General Enterprise Ventures, Inc. entered into Securities Purchase Agreements for a PIPE financing. The company agreed to sell 193,967 shares of Series C Convertible Preferred Stock for an aggregate purchase price of $2,909,515, each preferred share convertible into 3.3333 shares of common stock. Investors also received warrants to purchase up to 323,276 common shares, exercisable immediately at an exercise price of $6.00 per share. The combined price was $15.00 per preferred share and accompanying warrant. The securities were sold to accredited investors under Section 4(a)(2) and are not listed for trading.
Univest Securities, LLC served as placement agent, receiving a cash fee of 8% of gross proceeds and placement agent warrants equal to 5% of the total common shares issuable upon conversion and exercise, with an exercise price of $5.40 per share. The company also appointed Lorenzo Calinawan and Craig Huff to its Board, effective October 15, 2025.
Stephen Conboy filed an initial Form 3 reporting beneficial ownership in General Enterprise Ventures, Inc. (GEVI) following an event on 08/11/2025. The filing shows Conboy at a Carlsbad, CA address and identifies him as both a Director and the company’s Chief Technology Officer. He reports 3,900,000 shares of Common Stock (par value $0.0001) held directly. The form is signed on 09/23/2025. No derivative securities or indirect ownership are disclosed and there are no amendments or additional remarks included in the filing.
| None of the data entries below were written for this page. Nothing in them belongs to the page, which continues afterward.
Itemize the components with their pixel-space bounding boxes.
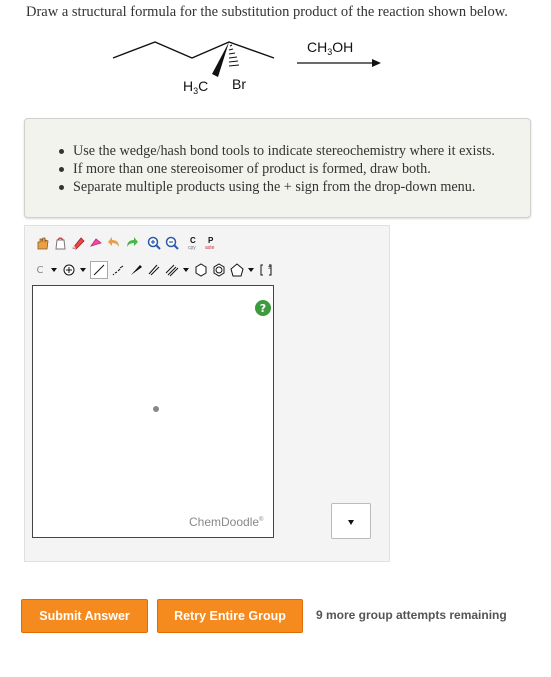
svg-text:±: ± — [268, 265, 271, 271]
hash-bond-icon[interactable] — [110, 262, 126, 278]
sketcher-toolbar-bottom: C ± — [32, 259, 276, 281]
svg-text:cpy: cpy — [188, 245, 196, 251]
methyl-label: H3C — [183, 78, 208, 96]
solid-wedge-bond — [212, 42, 229, 77]
copy-icon[interactable]: Ccpy — [186, 235, 202, 251]
zoom-out-icon[interactable] — [164, 235, 180, 251]
cyclopentane-ring-icon[interactable] — [229, 262, 245, 278]
bracket-icon[interactable]: ± — [258, 262, 274, 278]
help-icon[interactable]: ? — [255, 300, 271, 316]
reaction-arrow-head — [372, 59, 381, 67]
instruction-item: Separate multiple products using the + s… — [59, 178, 551, 196]
eraser-icon[interactable] — [70, 235, 86, 251]
undo-icon[interactable] — [106, 235, 122, 251]
retry-group-button[interactable]: Retry Entire Group — [157, 599, 303, 633]
single-bond-icon[interactable] — [90, 261, 108, 279]
wedge-bond-icon[interactable] — [128, 262, 144, 278]
triple-bond-icon[interactable] — [164, 262, 180, 278]
brand-name: ChemDoodle — [189, 515, 260, 529]
chevron-down-icon[interactable] — [183, 268, 189, 272]
canvas-center-dot — [153, 406, 159, 412]
paste-icon[interactable]: Paste — [204, 235, 220, 251]
reaction-scheme: H3C Br CH3OH — [0, 0, 551, 110]
charge-plus-icon[interactable] — [61, 262, 77, 278]
submit-answer-button[interactable]: Submit Answer — [21, 599, 148, 633]
chemdoodle-brand: ChemDoodle® — [189, 515, 263, 529]
instructions-box: Use the wedge/hash bond tools to indicat… — [24, 118, 531, 218]
chevron-down-icon — [348, 520, 354, 525]
svg-text:aste: aste — [205, 245, 215, 251]
chevron-down-icon[interactable] — [51, 268, 57, 272]
svg-text:P: P — [208, 236, 214, 245]
zoom-in-icon[interactable] — [146, 235, 162, 251]
instruction-item: Use the wedge/hash bond tools to indicat… — [59, 142, 551, 160]
double-bond-icon[interactable] — [146, 262, 162, 278]
instruction-item: If more than one stereoisomer of product… — [59, 160, 551, 178]
drawing-canvas[interactable]: ? ChemDoodle® — [32, 285, 274, 538]
carbon-chain — [112, 41, 275, 59]
redo-icon[interactable] — [124, 235, 140, 251]
chemdoodle-sketcher: Ccpy Paste C ± ? ChemDoodle® — [24, 225, 390, 562]
reaction-structure-svg: H3C Br CH3OH — [112, 39, 381, 96]
sketcher-toolbar-top: Ccpy Paste — [34, 232, 222, 254]
chevron-down-icon[interactable] — [80, 268, 86, 272]
product-separator-dropdown[interactable] — [331, 503, 371, 539]
bromine-label: Br — [232, 76, 246, 92]
benzene-ring-icon[interactable] — [211, 262, 227, 278]
element-selector[interactable]: C — [32, 262, 48, 278]
brand-mark: ® — [259, 517, 264, 523]
attempts-remaining: 9 more group attempts remaining — [316, 608, 507, 622]
svg-text:C: C — [190, 236, 196, 245]
hand-tool-icon[interactable] — [34, 235, 50, 251]
lasso-icon[interactable] — [88, 235, 104, 251]
clear-icon[interactable] — [52, 235, 68, 251]
chevron-down-icon[interactable] — [248, 268, 254, 272]
reagent-label: CH3OH — [307, 39, 353, 57]
cyclohexane-ring-icon[interactable] — [193, 262, 209, 278]
hashed-wedge-bond — [228, 44, 240, 67]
Theodore Ralston filed a Form 3 reporting initial ownership in General Enterprise Ventures, Inc. He directly owns 8,184,845 shares of Series A Preferred Stock and 2,811,133 shares of Common Stock. He also directly holds 14,000,000 shares of Common Stock underlying Series C Convertible Preferred Stock, which is convertible at any time into 20 common shares per preferred share and has no expiration date. Roles listed: President, CEO, Director and 10% owner.